Heritage or Hate?: A Comparison of Neo-Confederate Groups in the U.S. South and Loyalist Groups in Northern Ireland
Dr Denise Donnelly.
Using statements published on the Internet and in political newsletters, this paper analyzes similarities and differences in the platforms of neo-Confederate groups in the U.S. South and loyalist extremist groups in Northern Ireland. Although the conflict in Northern Ireland is based on religion as well as race, groups in both countries express dissatisfaction with government measures to promote affirmative action, feel as though they have been cheated out of their birthright, and focus on a ‘glorious’ history or heritage. Both feel misrepresented and mistreated by mainstream media, and argue that they are not oppressors, but rather they are oppressed for trying to maintain their unique cultures and are the victims of ‘reverse discrimination.’ Neo-Confederates are less likely to be blatantly racist than loyalist extremists, but both groups use subtle racist rhetoric based upon pseudo-scientific findings to support their positions. Moreover, both emphasize racial/religious purity, advocate separatism, and justify the use of violence in certain situations. Implications of these findings for both research and policy are discussed.

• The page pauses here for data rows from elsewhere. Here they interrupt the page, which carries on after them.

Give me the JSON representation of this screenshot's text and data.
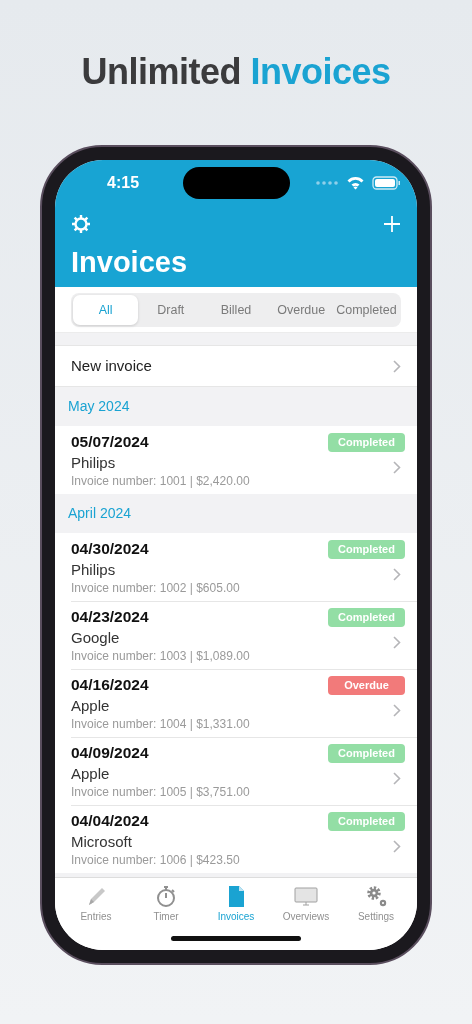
{
  "headline": [
    {
      "text": "Unlimited",
      "accent": false
    },
    {
      "text": "Invoices",
      "accent": true
    }
  ],
  "status_bar": {
    "time": "4:15"
  },
  "header": {
    "title": "Invoices"
  },
  "filter_tabs": [
    {
      "label": "All",
      "selected": true
    },
    {
      "label": "Draft",
      "selected": false
    },
    {
      "label": "Billed",
      "selected": false
    },
    {
      "label": "Overdue",
      "selected": false
    },
    {
      "label": "Completed",
      "selected": false
    }
  ],
  "new_invoice": {
    "label": "New invoice"
  },
  "sections": [
    {
      "title": "May 2024",
      "invoices": [
        {
          "date": "05/07/2024",
          "client": "Philips",
          "details": "Invoice number: 1001 | $2,420.00",
          "status": {
            "label": "Completed",
            "kind": "completed"
          }
        }
      ]
    },
    {
      "title": "April 2024",
      "invoices": [
        {
          "date": "04/30/2024",
          "client": "Philips",
          "details": "Invoice number: 1002 | $605.00",
          "status": {
            "label": "Completed",
            "kind": "completed"
          }
        },
        {
          "date": "04/23/2024",
          "client": "Google",
          "details": "Invoice number: 1003 | $1,089.00",
          "status": {
            "label": "Completed",
            "kind": "completed"
          }
        },
        {
          "date": "04/16/2024",
          "client": "Apple",
          "details": "Invoice number: 1004 | $1,331.00",
          "status": {
            "label": "Overdue",
            "kind": "overdue"
          }
        },
        {
          "date": "04/09/2024",
          "client": "Apple",
          "details": "Invoice number: 1005 | $3,751.00",
          "status": {
            "label": "Completed",
            "kind": "completed"
          }
        },
        {
          "date": "04/04/2024",
          "client": "Microsoft",
          "details": "Invoice number: 1006 | $423.50",
          "status": {
            "label": "Completed",
            "kind": "completed"
          }
        }
      ]
    }
  ],
  "tab_bar": [
    {
      "label": "Entries",
      "kind": "pencil",
      "selected": false
    },
    {
      "label": "Timer",
      "kind": "stopwatch",
      "selected": false
    },
    {
      "label": "Invoices",
      "kind": "document",
      "selected": true
    },
    {
      "label": "Overviews",
      "kind": "monitor",
      "selected": false
    },
    {
      "label": "Settings",
      "kind": "gears",
      "selected": false
    }
  ]
}
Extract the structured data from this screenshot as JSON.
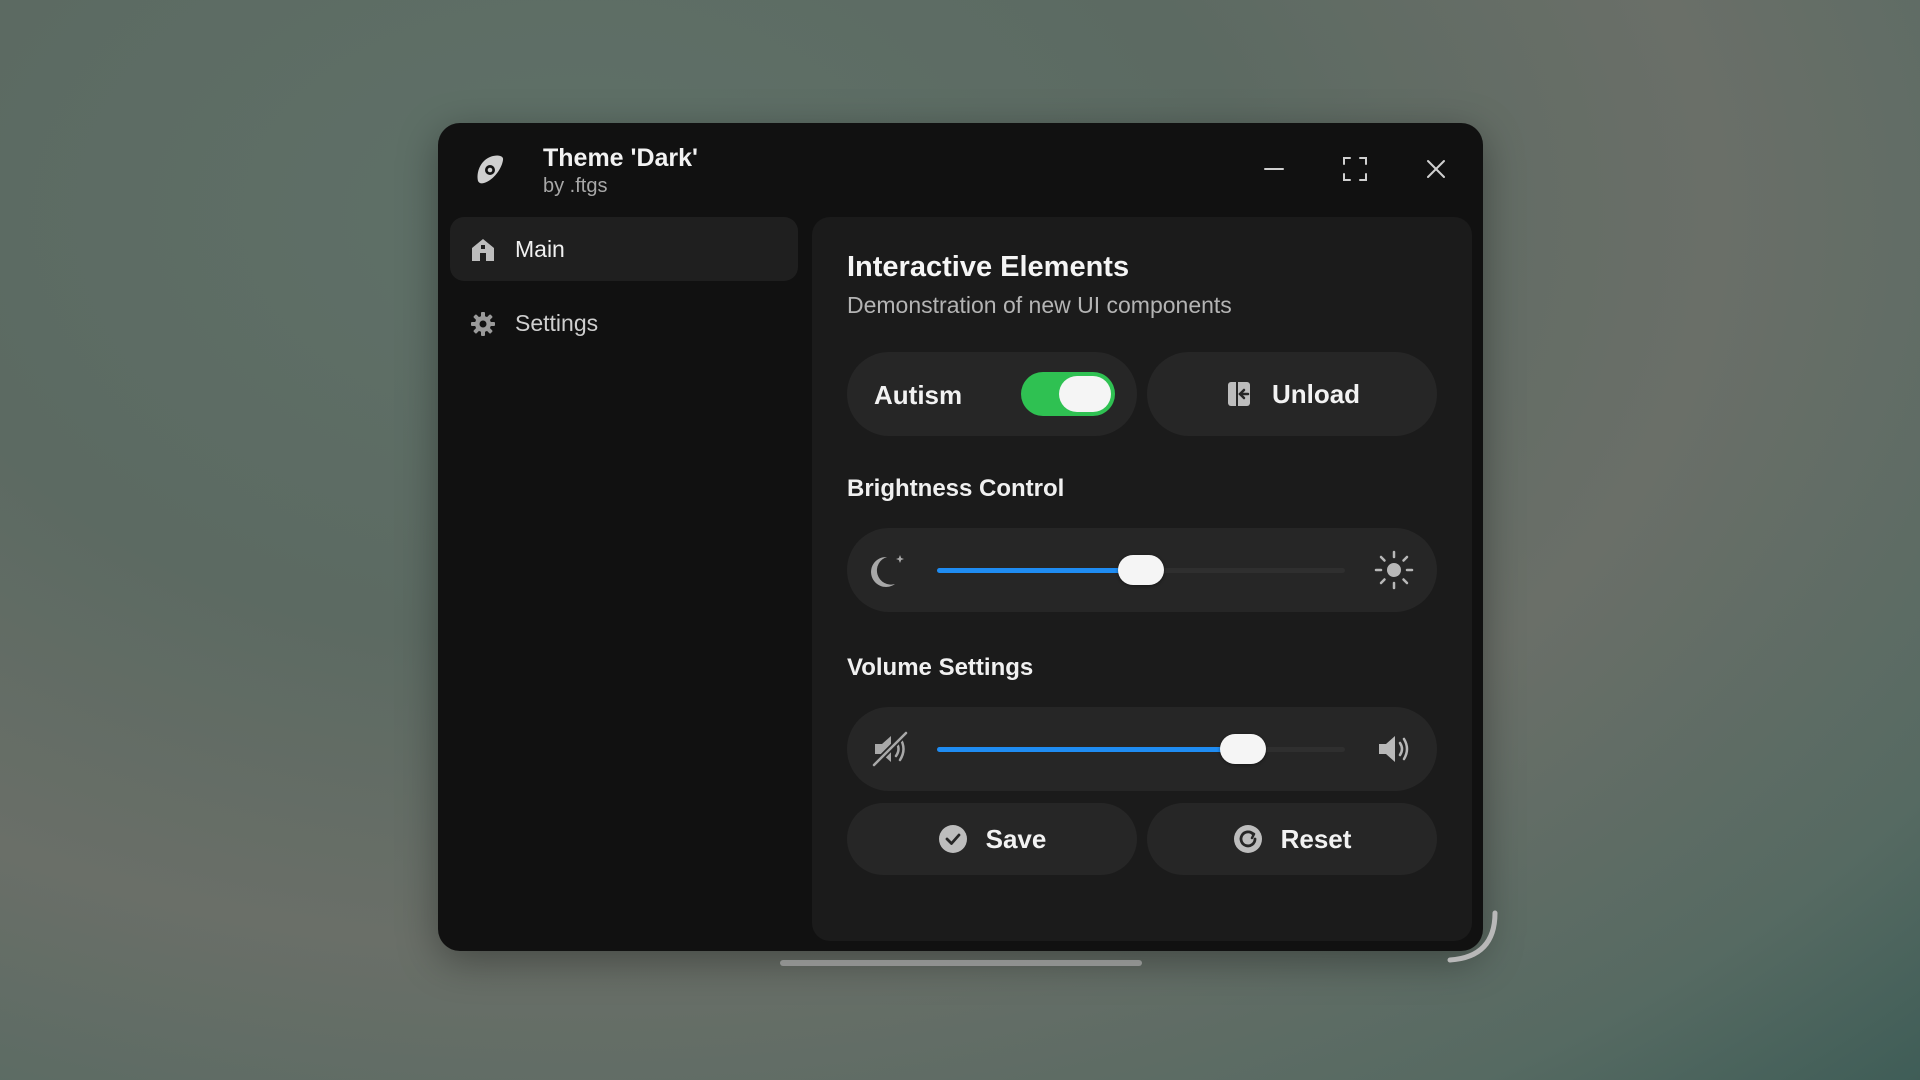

Dr Denise Donnelly (United States)
Associate Professor of Sociology
Department of Sociology
Georgia State University
Denise A. Donnelly, Ph.D. is Associate Professor and Director of Undergraduate Studies in the Department of Sociology at Georgia State University in Atlanta, GA, USA. Her research interests include involuntary celibacy, violence against women, and comparisons of race relations in the U.S. and Northern Ireland.